Sometimes called mustazzoli or mustazzuole, depending on the dialect, mostaccioli are super hard biscuits that are popular at Christmas and often shaped like fish (an ancient symbol of Christianity). They come in many other shapes, some quite elaborate, including baskets, horses and hearts as well as a simple S. These simple Calabrian honey biscuits are a specialty of the small town of Soriano Calabro where they’re often decorated with strips of red, green or silver foil or coloured black by using a very dark caramel in the dough. Some recipes for mostaccioli add a little warm wine must to the dough, which may have been traditional when most households made their own wine as the name likely derives from the Latin word for must. Spices like cinnamon and cloves are optional, but I like the extra dimension they add. The egg wash glaze is also optional – if using it, only brush it on for the last couple of minutes of baking or it will burn before the biscuits are cooked. Mostaccioli become very hard once they’re cool so take care not to break a tooth! I think they’re best softened by dunking in coffee, and some people warm them lightly in a low oven or very briefly in the microwave. They keep for weeks in an airtight container in a cool place. See the video below for another delicious Italian biscuit to have with coffee.

Makes 10 biscuits

Ingredients
  • 135g plain flour, plus extra for dusting
  • ¾ teaspoon baking powder
  • A pinch or 2 ground cinnamon
  • A pinch or 2 ground cloves
  • 125g honey
  • 1 egg yolk, lightly beaten with 1 teaspoon water (optional)
Method
  1. Preheat oven to 170°C.
  2. Place flour, baking powder, cinnamon and cloves in a bowl and whisk to combine well.

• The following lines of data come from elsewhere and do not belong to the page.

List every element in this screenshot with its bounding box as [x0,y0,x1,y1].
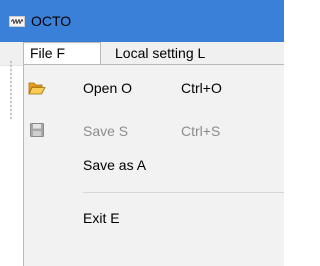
open-folder-icon [28,80,46,96]
menu-item-open-shortcut: Ctrl+O [181,80,222,96]
menu-local-setting[interactable]: Local setting L [109,42,211,65]
toolbar-grip[interactable] [10,60,12,120]
menu-item-save-label: Save S [83,123,129,139]
menu-item-open-label: Open O [83,80,133,96]
octo-app-icon[interactable] [9,15,25,27]
menu-item-exit-label: Exit E [83,210,120,226]
menu-separator [83,192,284,193]
menu-item-save-as[interactable]: Save as A [24,147,285,183]
menu-item-save-shortcut: Ctrl+S [181,123,221,139]
file-dropdown-menu: Open O Ctrl+O Save S Ctrl+S Save as A Ex… [23,64,284,266]
save-disk-icon [30,123,46,139]
menu-item-save[interactable]: Save S Ctrl+S [24,113,285,149]
menu-item-open[interactable]: Open O Ctrl+O [24,70,285,106]
window-title: OCTO [31,13,72,29]
menu-file[interactable]: File F [23,42,101,65]
menu-bar: File F Local setting L [0,42,284,66]
title-bar[interactable]: OCTO [0,0,284,42]
menu-item-save-as-label: Save as A [83,157,147,173]
menu-item-exit[interactable]: Exit E [24,200,285,236]
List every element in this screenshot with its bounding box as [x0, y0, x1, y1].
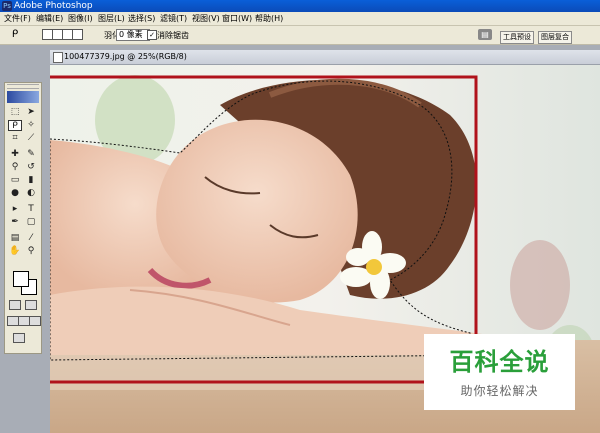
menu-view[interactable]: 视图(V): [192, 12, 220, 25]
dodge-icon[interactable]: ◐: [24, 188, 38, 199]
watermark-subtitle: 助你轻松解决: [460, 384, 539, 398]
crop-icon[interactable]: ⌗: [8, 133, 22, 144]
move-icon[interactable]: ➤: [24, 107, 38, 118]
photoshop-app-icon: Ps: [2, 1, 12, 11]
eraser-icon[interactable]: ▭: [8, 175, 22, 186]
menu-file[interactable]: 文件(F): [4, 12, 31, 25]
layer-comps-tab[interactable]: 图层复合: [538, 31, 572, 44]
clone-stamp-icon[interactable]: ⚲: [8, 162, 22, 173]
blur-icon[interactable]: ●: [8, 188, 22, 199]
lasso-tool-icon[interactable]: ᑭ: [8, 120, 22, 131]
foreground-color-swatch[interactable]: [13, 271, 29, 287]
slice-icon[interactable]: ⟋: [24, 133, 38, 144]
title-bar: Ps Adobe Photoshop: [0, 0, 600, 12]
zoom-icon[interactable]: ⚲: [24, 246, 38, 257]
watermark-badge: 百科全说 助你轻松解决: [424, 334, 575, 410]
hand-icon[interactable]: ✋: [8, 246, 22, 257]
panel-grip[interactable]: [7, 84, 39, 89]
lasso-icon[interactable]: ᑭ: [8, 29, 22, 41]
menu-image[interactable]: 图像(I): [68, 12, 93, 25]
marquee-icon[interactable]: ⬚: [8, 107, 22, 118]
menu-edit[interactable]: 编辑(E): [36, 12, 63, 25]
healing-icon[interactable]: ✚: [8, 149, 22, 160]
photoshop-logo: [7, 91, 39, 103]
brush-icon[interactable]: ✎: [24, 149, 38, 160]
print-icon[interactable]: ▤: [478, 29, 492, 40]
tool-presets-tab[interactable]: 工具预设: [500, 31, 534, 44]
menu-select[interactable]: 选择(S): [128, 12, 155, 25]
menu-filter[interactable]: 滤镜(T): [160, 12, 187, 25]
options-bar: ᑭ 羽化: 0 像素 ✓ 消除锯齿 ▤ 工具预设 图层复合: [0, 26, 600, 45]
antialias-label: 消除锯齿: [157, 31, 189, 40]
eyedropper-icon[interactable]: ⁄: [24, 233, 38, 244]
toolbox-panel: ⬚ ➤ ᑭ ✧ ⌗ ⟋ ✚ ✎ ⚲ ↺ ▭ ▮ ● ◐ ▸ T ✒ ▢ ▤ ⁄ …: [4, 82, 42, 354]
selection-mode-buttons: [42, 29, 83, 41]
gradient-icon[interactable]: ▮: [24, 175, 38, 186]
window-title: Adobe Photoshop: [14, 1, 93, 11]
document-titlebar[interactable]: 100477379.jpg @ 25%(RGB/8): [50, 50, 600, 65]
menu-window[interactable]: 窗口(W): [222, 12, 252, 25]
document-title: 100477379.jpg @ 25%(RGB/8): [64, 52, 187, 61]
feather-input[interactable]: 0 像素: [116, 29, 150, 41]
antialias-checkbox[interactable]: ✓: [147, 30, 157, 40]
menu-help[interactable]: 帮助(H): [255, 12, 283, 25]
intersect-selection-button[interactable]: [72, 29, 83, 40]
shape-icon[interactable]: ▢: [24, 217, 38, 228]
type-icon[interactable]: T: [24, 204, 38, 215]
standard-mode-button[interactable]: [9, 300, 21, 310]
menu-layer[interactable]: 图层(L): [98, 12, 125, 25]
screen-mode-full-button[interactable]: [29, 316, 41, 326]
path-select-icon[interactable]: ▸: [8, 204, 22, 215]
document-icon: [53, 52, 63, 63]
watermark-title: 百科全说: [449, 348, 550, 376]
pen-icon[interactable]: ✒: [8, 217, 22, 228]
magic-wand-icon[interactable]: ✧: [24, 120, 38, 131]
quickmask-mode-button[interactable]: [25, 300, 37, 310]
history-brush-icon[interactable]: ↺: [24, 162, 38, 173]
notes-icon[interactable]: ▤: [8, 233, 22, 244]
menu-bar: 文件(F) 编辑(E) 图像(I) 图层(L) 选择(S) 滤镜(T) 视图(V…: [0, 12, 600, 26]
jump-to-imageready-button[interactable]: [13, 333, 25, 343]
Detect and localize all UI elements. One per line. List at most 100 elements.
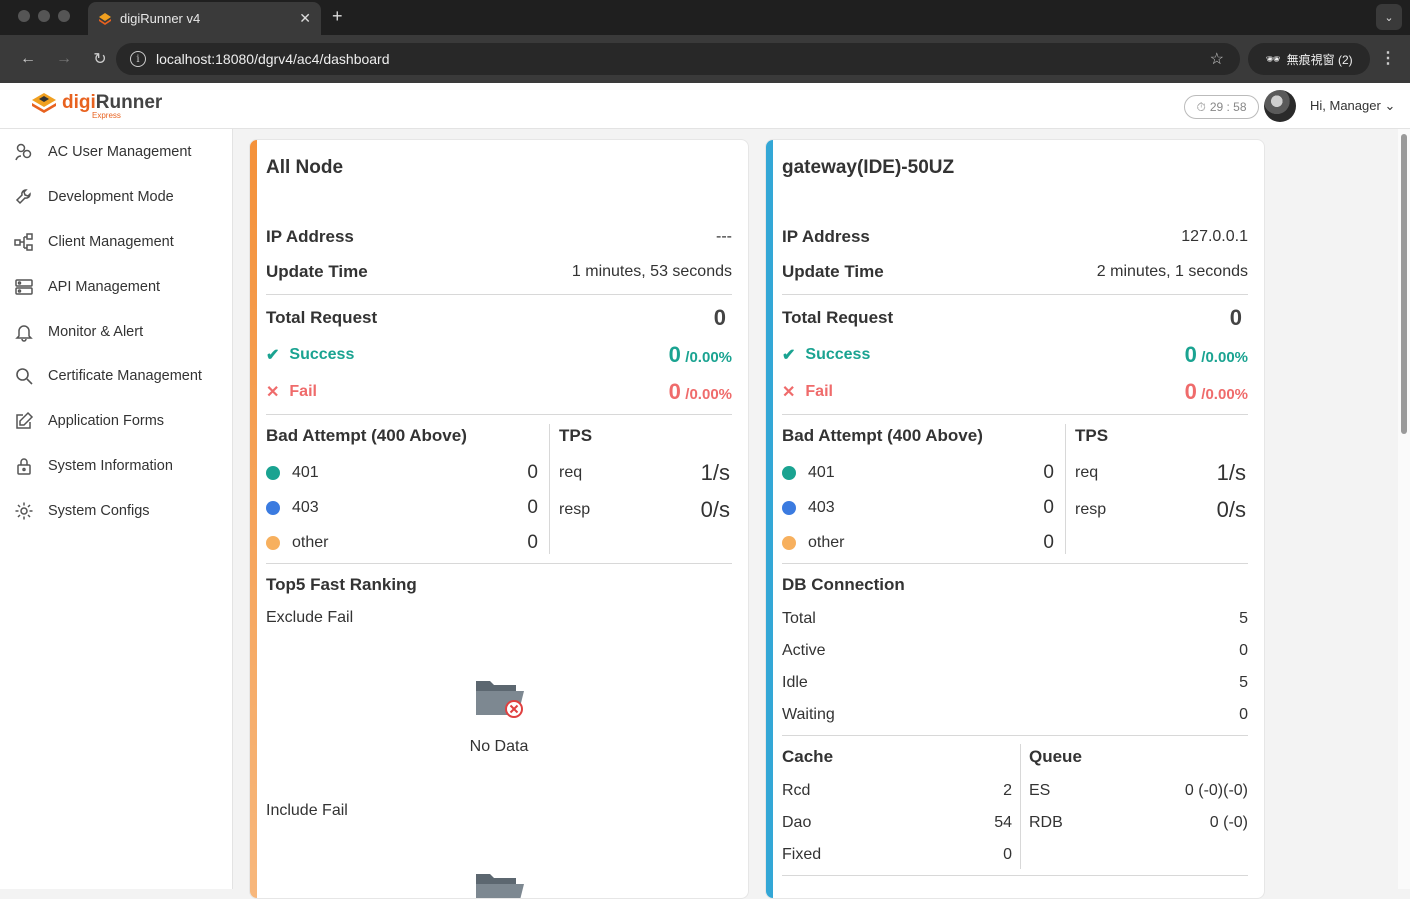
tps-req-value: 1/s (1216, 460, 1246, 485)
sidebar-item-label: Client Management (48, 233, 174, 250)
sidebar-item-system-information[interactable]: System Information (0, 444, 232, 489)
x-icon: ✕ (266, 384, 280, 401)
db-row: Idle 5 (782, 674, 1248, 692)
sidebar-item-monitor-alert[interactable]: Monitor & Alert (0, 309, 232, 354)
ip-label: IP Address (266, 227, 354, 246)
tab-close-icon[interactable]: ✕ (299, 10, 311, 27)
fail-pct: /0.00% (685, 386, 732, 403)
tps-req-label: req (1075, 464, 1099, 481)
update-value: 2 minutes, 1 seconds (1096, 263, 1248, 280)
bell-icon (15, 324, 33, 342)
user-menu[interactable]: Hi, Manager ⌄ (1310, 98, 1395, 114)
digirunner-logo-icon (32, 93, 56, 113)
cache-row: Fixed 0 (782, 846, 1012, 864)
network-icon (14, 233, 33, 251)
card-accent-bar (250, 140, 257, 898)
top5-title: Top5 Fast Ranking (266, 575, 417, 594)
minimize-window-dot[interactable] (38, 10, 50, 22)
db-row: Active 0 (782, 642, 1248, 660)
tps-resp-value: 0/s (1216, 497, 1246, 522)
bad-value: 0 (527, 497, 538, 518)
cache-label: Dao (782, 814, 812, 831)
include-fail-label: Include Fail (266, 802, 348, 819)
scrollbar-thumb[interactable] (1401, 134, 1407, 434)
users-icon (15, 144, 32, 161)
bad-value: 0 (1043, 497, 1054, 518)
tab-title: digiRunner v4 (120, 11, 201, 26)
success-row: ✔ Success 0 /0.00% (782, 342, 1248, 368)
db-label: Total (782, 610, 816, 627)
tab-search-chevron-icon[interactable]: ⌄ (1376, 4, 1402, 30)
bad-row-other: other 0 (782, 532, 1054, 554)
edit-icon (16, 412, 34, 429)
success-label: Success (289, 346, 355, 363)
db-row: Total 5 (782, 610, 1248, 628)
bad-row-403: 403 0 (782, 497, 1054, 519)
divider (266, 414, 732, 415)
sidebar-item-label: API Management (48, 278, 161, 295)
sidebar: AC User Management Development Mode Clie… (0, 129, 233, 889)
cache-value: 2 (1003, 782, 1012, 799)
divider (782, 294, 1248, 295)
app-header: digiRunner Express ⏱ 29 : 58 Hi, Manager… (0, 83, 1410, 129)
db-connection-title: DB Connection (782, 575, 905, 594)
success-label-group: ✔ Success (266, 345, 354, 365)
tps-resp-row: resp 0/s (559, 497, 730, 523)
browser-menu-icon[interactable]: ⋮ (1380, 48, 1396, 68)
cache-label: Fixed (782, 846, 822, 863)
bad-label: 401 (808, 464, 835, 481)
site-info-icon[interactable]: i (130, 51, 146, 67)
success-label-group: ✔ Success (782, 345, 870, 365)
sidebar-item-label: AC User Management (48, 144, 192, 161)
gateway-card: gateway(IDE)-50UZ IP Address 127.0.0.1 U… (765, 139, 1265, 899)
reload-icon[interactable]: ↻ (82, 49, 118, 69)
avatar[interactable] (1264, 90, 1296, 122)
forward-icon[interactable]: → (46, 50, 82, 68)
bad-value: 0 (1043, 462, 1054, 483)
window-controls[interactable] (18, 10, 70, 22)
url-field[interactable]: i localhost:18080/dgrv4/ac4/dashboard ☆ (116, 43, 1240, 75)
tps-resp-row: resp 0/s (1075, 497, 1246, 523)
db-label: Idle (782, 674, 808, 691)
fail-pct: /0.00% (1201, 386, 1248, 403)
db-label: Active (782, 642, 826, 659)
bad-label: 403 (808, 499, 835, 516)
incognito-indicator[interactable]: 🕶 無痕視窗 (2) (1248, 43, 1370, 75)
bad-label: other (808, 534, 845, 551)
sidebar-item-system-configs[interactable]: System Configs (0, 488, 232, 533)
page-scrollbar[interactable] (1398, 129, 1410, 889)
divider (266, 563, 732, 564)
update-row: Update Time 1 minutes, 53 seconds (266, 262, 732, 282)
queue-value: 0 (-0) (1209, 814, 1248, 831)
db-label: Waiting (782, 706, 835, 723)
ip-label: IP Address (782, 227, 870, 246)
sidebar-item-ac-user-management[interactable]: AC User Management (0, 130, 232, 175)
sidebar-item-application-forms[interactable]: Application Forms (0, 399, 232, 444)
card-accent-bar (766, 140, 773, 898)
tps-resp-value: 0/s (700, 497, 730, 522)
new-tab-icon[interactable]: + (332, 6, 343, 27)
close-window-dot[interactable] (18, 10, 30, 22)
maximize-window-dot[interactable] (58, 10, 70, 22)
success-row: ✔ Success 0 /0.00% (266, 342, 732, 368)
sidebar-item-api-management[interactable]: API Management (0, 264, 232, 309)
back-icon[interactable]: ← (10, 50, 46, 68)
gear-icon (15, 502, 33, 520)
sidebar-item-client-management[interactable]: Client Management (0, 220, 232, 265)
sidebar-item-certificate-management[interactable]: Certificate Management (0, 354, 232, 399)
legend-dot-401 (266, 465, 280, 480)
tps-req-row: req 1/s (559, 460, 730, 486)
success-value-group: 0 /0.00% (1185, 342, 1248, 368)
bad-row-401: 401 0 (266, 462, 538, 484)
browser-tab[interactable]: digiRunner v4 ✕ (88, 2, 321, 35)
bad-row-401: 401 0 (782, 462, 1054, 484)
digirunner-favicon-icon (99, 12, 111, 25)
bookmark-star-icon[interactable]: ☆ (1210, 49, 1224, 69)
bad-label: 403 (292, 499, 319, 516)
legend-dot-other (266, 535, 280, 550)
legend-dot-other (782, 535, 796, 550)
vertical-divider (1065, 424, 1066, 554)
queue-row: ES 0 (-0)(-0) (1029, 782, 1248, 800)
update-row: Update Time 2 minutes, 1 seconds (782, 262, 1248, 282)
sidebar-item-development-mode[interactable]: Development Mode (0, 175, 232, 220)
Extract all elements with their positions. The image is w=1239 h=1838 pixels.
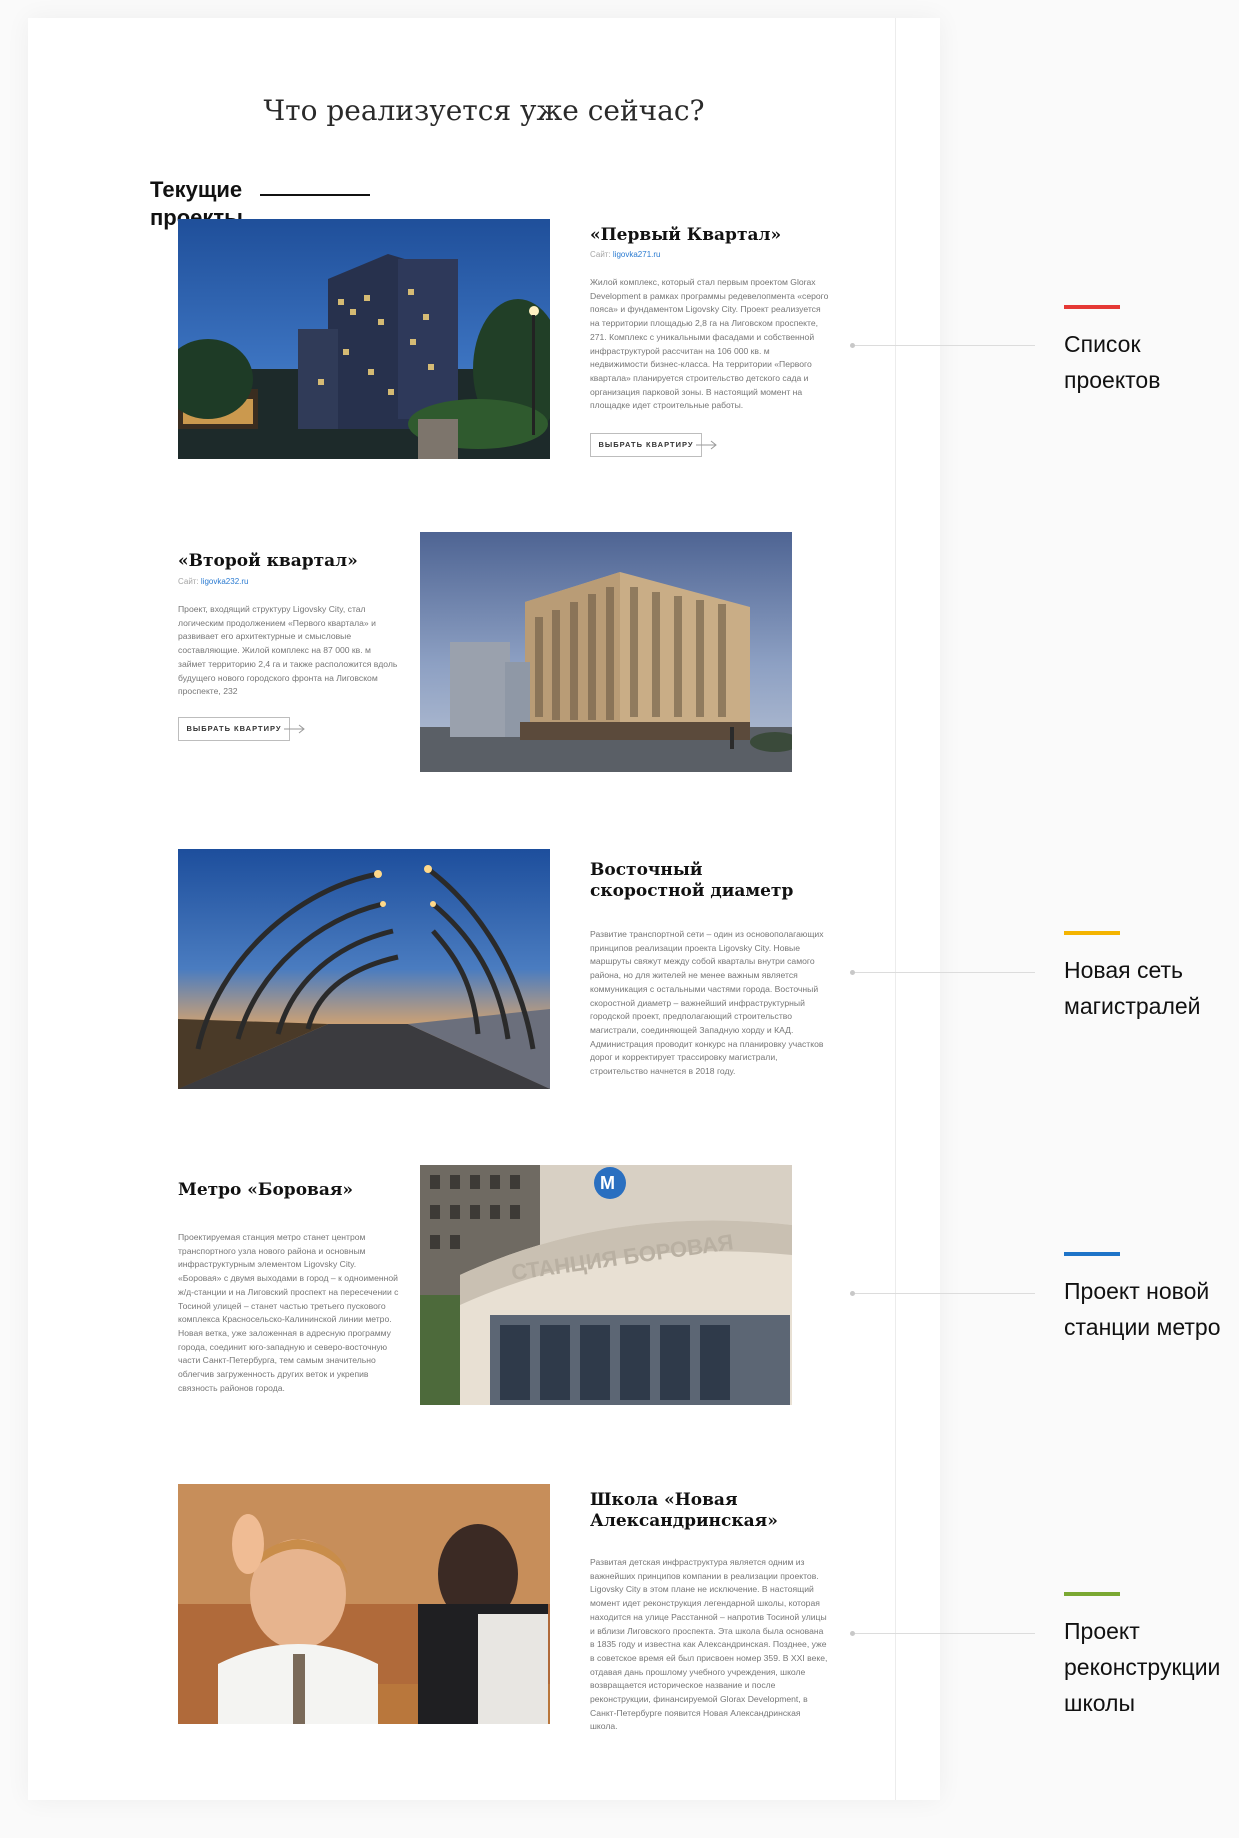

  3. Make a well in the centre.
  4. Warm the honey in a sink of hot water or briefly in the microwave, just long enough to make it runny.
  5. Pour it into the flour and mix with a wooden spoon to form a dough.
  6. Transfer the dough to a flour-dusted work surface, sprinkle a little more flour over the top and knead lightly, dusting with a little more flour if necessary, until it’s no longer sticky.
  7. Break into 2 even-sized pieces, roll each one into a thick log then cut each log into five even-sized pieces.
  8. Roll each piece into a 1cm thick strip and arrange on a baking paper-lined oven tray in an ‘S’ shape.
  9. Place in the oven for 12–15 minutes, until well-coloured, watching them closely after 12 minutes as they can over-colour quickly. If glazing, after 10 minutes in the oven remove and brush lightly with egg wash then return to the oven for the final few minutes.
  10. Remove mostaccioli from oven, transfer to a wire rack and set aside to cool.